Something scarier for me personally is that it took me 5 minutes to do it. I don't know just who would be able to finish in 2 minutes. It looks like they are measuring the speed with which a person can write on paper instead of programming ability.
If they start asking this shit at interviews, my only hope is real estate or insurance.
P.S. English kids who play this game in kindergarten are freaking geniuses. The only sensible plan seems to be to keep two counters, which is actually quite challenging. I saw mental excersises like that, given in all seriouseness. For example, you read a long string of icons and count the number of ducks and airplanes in it, separately. Virtually nobody can keep track of 4 items together. The alternative for the kids is to sum numbers for a division by 3 really quickly. I don't know if kids are up to it.
UPDATE: Yenya wrote "Pete mentions that even some comp.sci graduates cannot solve this problem." I don't think it was I. The original article did.

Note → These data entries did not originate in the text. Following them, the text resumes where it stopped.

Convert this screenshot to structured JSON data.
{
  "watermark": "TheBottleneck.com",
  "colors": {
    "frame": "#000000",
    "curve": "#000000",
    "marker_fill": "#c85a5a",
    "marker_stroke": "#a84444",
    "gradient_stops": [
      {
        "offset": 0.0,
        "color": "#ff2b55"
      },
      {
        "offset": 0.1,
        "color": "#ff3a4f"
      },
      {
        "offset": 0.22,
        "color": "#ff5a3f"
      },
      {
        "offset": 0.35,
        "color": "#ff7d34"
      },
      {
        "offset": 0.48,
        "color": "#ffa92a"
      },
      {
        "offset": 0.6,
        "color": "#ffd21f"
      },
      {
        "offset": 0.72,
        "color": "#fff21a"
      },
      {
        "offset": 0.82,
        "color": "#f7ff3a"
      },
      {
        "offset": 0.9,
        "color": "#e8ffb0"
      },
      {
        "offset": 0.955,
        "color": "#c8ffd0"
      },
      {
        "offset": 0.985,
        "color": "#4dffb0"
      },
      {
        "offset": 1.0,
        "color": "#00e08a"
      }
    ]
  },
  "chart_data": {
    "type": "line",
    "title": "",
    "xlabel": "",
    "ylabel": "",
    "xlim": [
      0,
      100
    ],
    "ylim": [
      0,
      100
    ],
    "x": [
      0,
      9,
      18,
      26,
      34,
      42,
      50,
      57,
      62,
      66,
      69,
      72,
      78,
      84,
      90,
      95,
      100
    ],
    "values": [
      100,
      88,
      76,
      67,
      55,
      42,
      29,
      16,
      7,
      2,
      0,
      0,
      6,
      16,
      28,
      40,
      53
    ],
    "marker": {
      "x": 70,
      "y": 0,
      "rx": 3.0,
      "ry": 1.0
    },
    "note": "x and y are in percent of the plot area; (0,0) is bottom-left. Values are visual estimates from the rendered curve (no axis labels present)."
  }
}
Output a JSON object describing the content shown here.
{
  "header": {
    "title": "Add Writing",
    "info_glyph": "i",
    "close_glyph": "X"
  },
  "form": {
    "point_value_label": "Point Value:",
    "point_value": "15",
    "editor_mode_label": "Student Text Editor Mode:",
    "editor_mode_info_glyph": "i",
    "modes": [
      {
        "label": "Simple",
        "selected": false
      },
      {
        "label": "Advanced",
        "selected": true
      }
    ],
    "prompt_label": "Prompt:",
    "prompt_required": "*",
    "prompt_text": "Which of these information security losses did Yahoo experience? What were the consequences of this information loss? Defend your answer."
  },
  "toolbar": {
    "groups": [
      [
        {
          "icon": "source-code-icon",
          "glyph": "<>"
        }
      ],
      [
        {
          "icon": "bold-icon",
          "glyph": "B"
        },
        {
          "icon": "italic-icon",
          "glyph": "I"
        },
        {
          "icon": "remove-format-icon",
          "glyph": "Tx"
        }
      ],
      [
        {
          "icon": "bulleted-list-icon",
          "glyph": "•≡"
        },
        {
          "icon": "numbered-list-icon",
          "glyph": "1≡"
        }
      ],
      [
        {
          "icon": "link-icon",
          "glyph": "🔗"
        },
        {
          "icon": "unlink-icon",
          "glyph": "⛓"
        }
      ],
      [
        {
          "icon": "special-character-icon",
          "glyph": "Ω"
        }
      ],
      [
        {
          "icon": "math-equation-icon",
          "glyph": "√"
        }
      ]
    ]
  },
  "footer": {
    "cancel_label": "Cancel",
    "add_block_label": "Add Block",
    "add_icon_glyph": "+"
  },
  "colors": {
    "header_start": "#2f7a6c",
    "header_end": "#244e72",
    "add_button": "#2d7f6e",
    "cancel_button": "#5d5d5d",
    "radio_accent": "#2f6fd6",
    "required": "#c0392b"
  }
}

UPDATE in 2019: Holy mother of God, you just look at this lack of self-awareness:
Interviewer: Are you familiar with FizzBuzz?
Me: Um, to be honest, no.
Interviewer: Ok, well, you have to write a program where multiples of three print 'Fizz' instead of the number and for the multiples of five print 'Buzz'. For numbers which are multiples of both three and five print 'FizzBuzz'. So it would look like '1, 2, Fizz, 4, Buzz, Fizz, 7, 8, Fizz, Buzz, 11, Fizz, 13, 14, Fizz Buzz'
Me: (OMG MATH. I tried to talk through it a bit, but then said:)
Me: Ok, again to be honest, my JS knowledge is more regarding UI/UX based tasks. And I don't really understand the point of the question. Like, what's the use case? When would this come up in the role?
(Only after recounting this interaction to a friend did I realize you should not ask "why are you asking me this?" in a job interview.)
Interviewer: Well, it's an exercise in programmatic thinking. No worries, let's move on to the next question. Write a function that takes a timecode string and turns it into seconds.
Again I started talking through it, but it was impossible for me to figure it out with someone watching. I needed to do some serious Googling. He said I could email back my solutions. I toyed with the idea of calling up and saying, "forget it, this isn't for me" but I decided to stick it out. After spending a few hours coming up with something that semi-worked, I found the solution on StackOverflow and, in my honesty, linked to it in the code.
Unsurprisingly, a few days after I sent my solutions I got a "you don't have enough experience for the position, but we'd like to keep your resume on file". In my impostor-prone state, I felt called out as a just-good-at-Googling-and-maybe-jQuery developer. I was embarrassed.
Wow. So, the FizzBuzz really is an indicator, even at this level.